After fixing this calculating similarities using the distributed and
non-distributed version gives the same results in my experiments.

Thanks,
Greg

On Sun, Nov 27, 2011 at 4:51 AM, Ted Dunning <te...@gmail.com> wrote:

> This is good advice, but in many cases, the number of positive ratings far
> outnumbers the number of negatives so the negatives may have limited
> impact.
>
> You absolutely should produce a histogram to see what kinds of ratings you
> are getting and how many users are producing them.
>
> You should also consider implicit feedback.  This tends to be much higher
> value than ratings for two reasons:
>
> 1) there is usually 100x more of it
>
> 2) you generally care more about what people do than what they say.
>  Implicit feedback is based on what people do and ratings are what they
> say.  Inferring what people will do based on what they say is more
> difficult than inferring what they will do based on what they do.
>
> On Sat, Nov 26, 2011 at 12:59 AM, Sebastian Schelter <ss...@apache.org>
> wrote:
>
> > A small tip on the side: For implicit data, you should also include
> > "negative" ratings as those still contain a lot of information about the
> > taste and will of engagement of the user. No need to use only the 3+
> > ratings.
> >
>

Re: ItemSimilarityJob's results differ from non-distributed version

Posted by Ted Dunning <te...@gmail.com>.

This is good advice, but in many cases, the number of positive ratings far
outnumbers the number of negatives so the negatives may have limited impact.

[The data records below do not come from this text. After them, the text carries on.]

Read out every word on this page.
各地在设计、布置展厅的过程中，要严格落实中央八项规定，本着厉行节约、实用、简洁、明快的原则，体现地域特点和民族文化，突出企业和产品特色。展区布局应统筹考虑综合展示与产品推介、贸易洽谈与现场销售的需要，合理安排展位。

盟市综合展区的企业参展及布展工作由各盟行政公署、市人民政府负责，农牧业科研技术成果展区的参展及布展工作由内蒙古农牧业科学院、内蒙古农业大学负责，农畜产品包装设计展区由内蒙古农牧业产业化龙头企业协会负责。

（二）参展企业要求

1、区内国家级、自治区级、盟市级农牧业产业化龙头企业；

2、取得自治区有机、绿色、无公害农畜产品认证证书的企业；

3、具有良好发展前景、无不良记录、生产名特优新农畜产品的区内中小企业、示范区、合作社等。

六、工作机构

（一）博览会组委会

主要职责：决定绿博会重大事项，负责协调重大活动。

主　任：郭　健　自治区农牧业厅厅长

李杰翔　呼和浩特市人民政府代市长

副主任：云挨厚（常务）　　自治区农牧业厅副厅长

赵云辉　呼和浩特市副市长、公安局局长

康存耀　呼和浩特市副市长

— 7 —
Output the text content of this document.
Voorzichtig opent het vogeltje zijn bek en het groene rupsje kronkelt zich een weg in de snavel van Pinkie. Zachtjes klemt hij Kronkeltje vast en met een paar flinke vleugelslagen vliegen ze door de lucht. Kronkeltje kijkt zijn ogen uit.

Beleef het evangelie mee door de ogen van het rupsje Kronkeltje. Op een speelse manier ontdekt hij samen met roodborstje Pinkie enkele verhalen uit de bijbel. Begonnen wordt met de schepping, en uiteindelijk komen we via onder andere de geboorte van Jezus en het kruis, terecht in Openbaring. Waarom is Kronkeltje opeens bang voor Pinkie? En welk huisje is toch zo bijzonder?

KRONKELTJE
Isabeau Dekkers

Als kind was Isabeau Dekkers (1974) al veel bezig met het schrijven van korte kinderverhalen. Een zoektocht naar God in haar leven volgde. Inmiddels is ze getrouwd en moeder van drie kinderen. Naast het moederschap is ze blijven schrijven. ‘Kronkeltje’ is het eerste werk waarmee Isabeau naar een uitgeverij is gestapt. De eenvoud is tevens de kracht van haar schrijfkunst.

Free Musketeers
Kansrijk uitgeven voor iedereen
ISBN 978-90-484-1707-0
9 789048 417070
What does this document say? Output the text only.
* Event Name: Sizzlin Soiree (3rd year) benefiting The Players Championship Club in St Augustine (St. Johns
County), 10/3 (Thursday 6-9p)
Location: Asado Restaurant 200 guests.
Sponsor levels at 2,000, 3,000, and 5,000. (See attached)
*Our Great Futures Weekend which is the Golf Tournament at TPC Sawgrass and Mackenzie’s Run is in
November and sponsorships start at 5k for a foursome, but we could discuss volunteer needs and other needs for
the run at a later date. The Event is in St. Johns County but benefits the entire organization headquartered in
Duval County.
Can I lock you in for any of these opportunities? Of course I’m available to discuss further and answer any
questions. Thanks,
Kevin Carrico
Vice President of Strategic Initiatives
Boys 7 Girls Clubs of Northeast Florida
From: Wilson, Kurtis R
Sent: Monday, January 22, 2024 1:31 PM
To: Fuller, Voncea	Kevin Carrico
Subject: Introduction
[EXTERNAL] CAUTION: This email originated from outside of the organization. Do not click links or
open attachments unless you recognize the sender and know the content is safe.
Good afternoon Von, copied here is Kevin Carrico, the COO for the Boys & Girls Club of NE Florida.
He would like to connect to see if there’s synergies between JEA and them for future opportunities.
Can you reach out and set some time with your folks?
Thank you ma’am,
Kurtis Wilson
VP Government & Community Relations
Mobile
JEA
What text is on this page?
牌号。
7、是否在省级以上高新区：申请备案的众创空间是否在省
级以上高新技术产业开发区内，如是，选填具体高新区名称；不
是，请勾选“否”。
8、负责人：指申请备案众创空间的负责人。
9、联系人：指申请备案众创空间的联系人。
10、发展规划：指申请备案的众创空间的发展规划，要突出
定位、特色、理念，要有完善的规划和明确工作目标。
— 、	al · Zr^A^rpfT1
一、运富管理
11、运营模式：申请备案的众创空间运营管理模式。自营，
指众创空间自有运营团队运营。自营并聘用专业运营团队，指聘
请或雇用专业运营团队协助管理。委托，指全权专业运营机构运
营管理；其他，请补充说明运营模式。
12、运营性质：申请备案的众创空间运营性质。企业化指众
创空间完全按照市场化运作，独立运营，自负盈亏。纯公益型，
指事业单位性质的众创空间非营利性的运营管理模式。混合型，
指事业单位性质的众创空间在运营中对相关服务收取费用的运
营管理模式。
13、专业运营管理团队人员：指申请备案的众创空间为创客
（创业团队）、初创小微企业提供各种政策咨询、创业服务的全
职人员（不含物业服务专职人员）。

You absolutely should produce a histogram to see what kinds of ratings you
are getting and how many users are producing them.

You should also consider implicit feedback.  This tends to be much higher
value than ratings for two reasons:

1) there is usually 100x more of it

2) you generally care more about what people do than what they say.
 Implicit feedback is based on what people do and ratings are what they
say.  Inferring what people will do based on what they say is more
difficult than inferring what they will do based on what they do.

On Sat, Nov 26, 2011 at 12:59 AM, Sebastian Schelter <ss...@apache.org> wrote:

> A small tip on the side: For implicit data, you should also include
> "negative" ratings as those still contain a lot of information about the
> taste and will of engagement of the user. No need to use only the 3+
> ratings.
>

Re: ItemSimilarityJob's results differ from non-distributed version

Posted by Sebastian Schelter <ss...@apache.org>.

Hi Greg,

Can you give an example of two items that where similar in the
non-distributed case but did not appear in the distributed version?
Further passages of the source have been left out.